Bradford Cox já tinha provado no segundo álbum dos Deerhunter Cryptograms que algo de genial ronda eternamente a cabeça daquele corpo pele e osso que Deus lhe deu. Brad até deve ser complexado consigo próprio mas ao invés de se esconder, revolta-se e faz gala dessa sua estranheza-espinheza, ao vivo e a cores, desde sempre em concertos e agora também com a capa de Logos que é ele próprio, com a cara tapada pela luz que tanto o esconde como ofusca que o ouve, mas de tronco nu de avassaladora e heroínica magreza mais numa de anti-Apolo do que egocêntrico narcisista. Mas a capa tem o seu sentido – o trinca-espinhas de Atlanta, Geórgia, tem realmente a luz na cabeça, e não é só dos holofotes, é a LUZ, ele viu a luz.

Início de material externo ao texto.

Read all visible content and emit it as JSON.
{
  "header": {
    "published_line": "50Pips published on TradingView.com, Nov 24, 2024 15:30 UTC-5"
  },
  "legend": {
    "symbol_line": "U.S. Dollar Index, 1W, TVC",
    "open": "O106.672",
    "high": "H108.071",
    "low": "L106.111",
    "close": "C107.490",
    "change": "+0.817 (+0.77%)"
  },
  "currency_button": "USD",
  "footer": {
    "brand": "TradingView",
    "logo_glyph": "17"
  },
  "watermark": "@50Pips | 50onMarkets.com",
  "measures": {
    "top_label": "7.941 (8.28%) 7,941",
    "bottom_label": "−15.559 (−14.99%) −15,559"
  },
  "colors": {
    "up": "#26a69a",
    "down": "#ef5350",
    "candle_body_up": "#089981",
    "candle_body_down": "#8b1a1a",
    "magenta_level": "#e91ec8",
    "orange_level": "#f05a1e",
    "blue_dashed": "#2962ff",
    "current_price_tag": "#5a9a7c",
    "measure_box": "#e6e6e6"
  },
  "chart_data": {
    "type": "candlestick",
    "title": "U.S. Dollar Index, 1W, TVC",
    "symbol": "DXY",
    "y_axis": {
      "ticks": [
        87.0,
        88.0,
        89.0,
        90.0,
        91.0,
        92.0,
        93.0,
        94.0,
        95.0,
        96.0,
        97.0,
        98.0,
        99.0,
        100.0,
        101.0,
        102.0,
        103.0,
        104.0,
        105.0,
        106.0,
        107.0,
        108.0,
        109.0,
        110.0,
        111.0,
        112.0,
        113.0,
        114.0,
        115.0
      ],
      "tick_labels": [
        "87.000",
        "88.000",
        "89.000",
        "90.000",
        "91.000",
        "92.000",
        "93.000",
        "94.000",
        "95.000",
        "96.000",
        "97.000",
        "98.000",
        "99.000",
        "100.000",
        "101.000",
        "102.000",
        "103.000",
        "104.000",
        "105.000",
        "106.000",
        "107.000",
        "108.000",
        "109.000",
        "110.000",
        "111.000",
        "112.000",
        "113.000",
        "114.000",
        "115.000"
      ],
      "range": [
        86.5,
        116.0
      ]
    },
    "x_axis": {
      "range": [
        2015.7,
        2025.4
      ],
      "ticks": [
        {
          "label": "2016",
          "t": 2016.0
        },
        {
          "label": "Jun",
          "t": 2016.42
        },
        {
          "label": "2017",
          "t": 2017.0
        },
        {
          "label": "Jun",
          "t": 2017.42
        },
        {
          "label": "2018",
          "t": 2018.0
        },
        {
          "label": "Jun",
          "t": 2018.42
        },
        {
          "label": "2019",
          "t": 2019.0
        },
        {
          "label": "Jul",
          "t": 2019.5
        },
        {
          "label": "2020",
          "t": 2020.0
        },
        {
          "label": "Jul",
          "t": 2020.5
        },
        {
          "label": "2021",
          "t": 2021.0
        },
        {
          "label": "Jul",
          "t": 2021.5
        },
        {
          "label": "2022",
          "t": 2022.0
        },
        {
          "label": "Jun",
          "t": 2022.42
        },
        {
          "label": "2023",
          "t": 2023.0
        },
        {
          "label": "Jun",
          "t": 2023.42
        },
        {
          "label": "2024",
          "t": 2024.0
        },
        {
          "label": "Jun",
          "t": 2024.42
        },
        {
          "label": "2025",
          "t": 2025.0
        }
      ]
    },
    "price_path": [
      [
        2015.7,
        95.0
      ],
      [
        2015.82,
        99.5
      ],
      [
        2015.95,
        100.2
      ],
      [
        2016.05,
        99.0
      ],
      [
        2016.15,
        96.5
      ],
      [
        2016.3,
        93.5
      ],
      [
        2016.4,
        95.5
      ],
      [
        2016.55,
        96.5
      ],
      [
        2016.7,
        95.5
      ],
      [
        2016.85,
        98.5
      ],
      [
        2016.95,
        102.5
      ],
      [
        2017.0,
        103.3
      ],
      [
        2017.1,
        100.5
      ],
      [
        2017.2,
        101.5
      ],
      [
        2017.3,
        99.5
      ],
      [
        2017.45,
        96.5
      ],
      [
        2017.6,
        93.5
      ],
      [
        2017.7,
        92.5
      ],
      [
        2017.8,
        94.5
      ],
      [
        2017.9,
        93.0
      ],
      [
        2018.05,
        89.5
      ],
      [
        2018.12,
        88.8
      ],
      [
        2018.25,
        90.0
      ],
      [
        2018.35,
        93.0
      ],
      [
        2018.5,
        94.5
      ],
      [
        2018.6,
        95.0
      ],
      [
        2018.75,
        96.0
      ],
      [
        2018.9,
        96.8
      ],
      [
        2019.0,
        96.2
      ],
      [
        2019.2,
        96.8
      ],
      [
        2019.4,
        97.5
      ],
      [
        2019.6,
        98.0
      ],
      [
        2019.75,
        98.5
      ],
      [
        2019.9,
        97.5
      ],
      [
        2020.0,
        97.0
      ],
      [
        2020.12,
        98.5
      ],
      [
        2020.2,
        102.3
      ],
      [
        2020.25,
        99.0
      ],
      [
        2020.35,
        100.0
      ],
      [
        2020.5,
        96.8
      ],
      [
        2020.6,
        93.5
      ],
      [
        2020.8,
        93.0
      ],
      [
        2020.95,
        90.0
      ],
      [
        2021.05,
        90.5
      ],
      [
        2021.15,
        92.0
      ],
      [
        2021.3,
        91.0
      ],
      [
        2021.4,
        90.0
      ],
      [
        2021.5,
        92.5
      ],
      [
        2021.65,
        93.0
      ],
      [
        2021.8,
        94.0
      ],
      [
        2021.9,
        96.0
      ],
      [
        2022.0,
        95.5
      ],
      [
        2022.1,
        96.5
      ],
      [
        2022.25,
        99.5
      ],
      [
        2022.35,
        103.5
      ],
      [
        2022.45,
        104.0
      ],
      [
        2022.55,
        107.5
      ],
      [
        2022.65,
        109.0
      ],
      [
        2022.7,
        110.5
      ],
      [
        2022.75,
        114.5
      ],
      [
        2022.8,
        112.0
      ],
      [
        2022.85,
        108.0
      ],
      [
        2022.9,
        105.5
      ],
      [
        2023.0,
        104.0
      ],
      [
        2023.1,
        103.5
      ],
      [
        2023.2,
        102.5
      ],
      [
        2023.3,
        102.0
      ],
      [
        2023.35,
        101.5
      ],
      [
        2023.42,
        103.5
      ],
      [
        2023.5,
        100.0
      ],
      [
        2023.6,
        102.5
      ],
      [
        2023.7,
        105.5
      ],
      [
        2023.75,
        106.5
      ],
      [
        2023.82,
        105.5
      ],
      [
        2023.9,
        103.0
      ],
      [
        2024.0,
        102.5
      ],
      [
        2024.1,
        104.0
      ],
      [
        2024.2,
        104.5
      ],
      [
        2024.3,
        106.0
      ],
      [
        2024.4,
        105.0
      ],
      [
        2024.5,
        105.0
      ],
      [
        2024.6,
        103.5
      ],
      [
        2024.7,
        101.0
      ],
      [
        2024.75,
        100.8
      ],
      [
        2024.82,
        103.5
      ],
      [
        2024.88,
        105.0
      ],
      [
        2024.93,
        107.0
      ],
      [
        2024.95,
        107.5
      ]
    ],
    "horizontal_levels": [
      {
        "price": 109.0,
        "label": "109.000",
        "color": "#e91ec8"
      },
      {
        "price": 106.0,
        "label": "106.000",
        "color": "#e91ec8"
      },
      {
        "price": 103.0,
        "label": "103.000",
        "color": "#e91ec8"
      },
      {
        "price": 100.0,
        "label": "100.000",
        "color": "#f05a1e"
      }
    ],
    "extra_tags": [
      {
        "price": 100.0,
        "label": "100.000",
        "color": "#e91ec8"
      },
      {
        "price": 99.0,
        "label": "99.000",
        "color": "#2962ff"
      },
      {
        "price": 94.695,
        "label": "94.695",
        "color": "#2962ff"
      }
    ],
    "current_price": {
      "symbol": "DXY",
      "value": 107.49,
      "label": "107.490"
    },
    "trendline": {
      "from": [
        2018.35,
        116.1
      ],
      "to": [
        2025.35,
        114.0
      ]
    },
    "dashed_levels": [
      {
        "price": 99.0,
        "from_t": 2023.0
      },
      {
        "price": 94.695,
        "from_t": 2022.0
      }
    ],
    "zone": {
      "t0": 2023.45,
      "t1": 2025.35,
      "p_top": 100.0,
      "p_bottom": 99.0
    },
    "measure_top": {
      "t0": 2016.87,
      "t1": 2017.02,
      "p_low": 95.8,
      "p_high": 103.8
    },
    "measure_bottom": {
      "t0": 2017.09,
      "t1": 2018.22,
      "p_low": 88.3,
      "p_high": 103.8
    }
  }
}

Tanto que os Deerhunter são, sem salvação, cada vez mais também um projecto a solo de Cox. Quem os viu ao vivo terá a mesma opinião, ele está muitos níveis acima do resto da banda, e com esse poder nem dá espaço aos outros, com aquele ar tão "estrela que nasceu para a música" que tem. Mas tem mesmo. E nessa situação que deve ser chata para os outros, os Deerhunter estão cada vez melhores e recomendam-se, e este disco, do verdadeiramente projecto a solo de Cox, é simplesmente um dos melhores discos do ano, outro enorme disco deste maluco sobredotado. Pop de contornos perfeitos, luz imensa que ofusca em cada canção entrando pelos ouvidos adentro como mel de abelhas hipnóticas sem perigo de ferrão. Começa com “The light that failed”, peça muito dentro da estética Atlas Sound do primeiro álbum, introvertida mas cuja timidez acaba em explosão de Deerhunterismo logo na segunda faixa, “An Orchid”, com aqueles riffs de progressão motorway à Pixies que nos arrepiam a espinha. Esta explosão dá o salto em relação ao primeiro disco. E não pára mais. Logo a seguir, intro à "No Pussyfooting" de Eno e Fripp e rebenta outra grande canção. Dois génios juntos, Cox e Lennox (Panda Bear) e “Walkabout”, uma enormíssima summer-song do tamanho de todos os verões de sempre. A bela “Criminals” cai a seguir, como poderia cair em qualquer grande LP ou EP dos Deerhunter, guitarras cristalizadas em Natais de branca neve ou branca somente.

“Attic lights” também poderia ser basic-Deerhunter no início mas lá para o meio e até ao fim torna-se numa pérola de emoção tão grande como “Perfect Day” de Lou Reed. Cox parece apaixonado e como quem ama acaba sempre por sofrer de amor, Cox que aqui diz "maximum pain, maximal effect", deve andar nesse limbo porque vai mais a fundo com “Shelia”, uma das melhores canções de amor dos últimos tempos, pop-soro da verdade, que gira à volta de “No one wants to die alone”, verdade verdadeira. E chegou a altura de surpreender quem ouve? Então, busca-se outra figura incontornável da história da música nos últimos 20 anos: Laeticia Sadier. Da junção sai “Quick Canal”, um tesouro de arranque krautrock que não desdenharia um espacinho na mágica discografia dos Stereolab, ainda para mais, com o assumido fã Cox a fazer os la-di-la-la como a falecida Mary Hansen fazia em nome da nossa felicidade. Aliás,“Quick Canal” demonstra por si só o génio deste músico: consegue superar qualquer música dos Stereolab pós-2000. É um hino tipo “Jenny Ondioline” revisitado, até porque se parte em dois momentos, sendo o segundo período Neu!-switched-on-shoegaze como nunca, Stereolabradford total. Em seguida, continuam as grandes canções de base rock que brincam às electrónicas, às valsas nervosas e às superações entre si. “My Halo”, “Kid Climax”, “Washington School” e “Logos”, qual delas a melhor. Muito obrigado Cox por este Logos e até logo.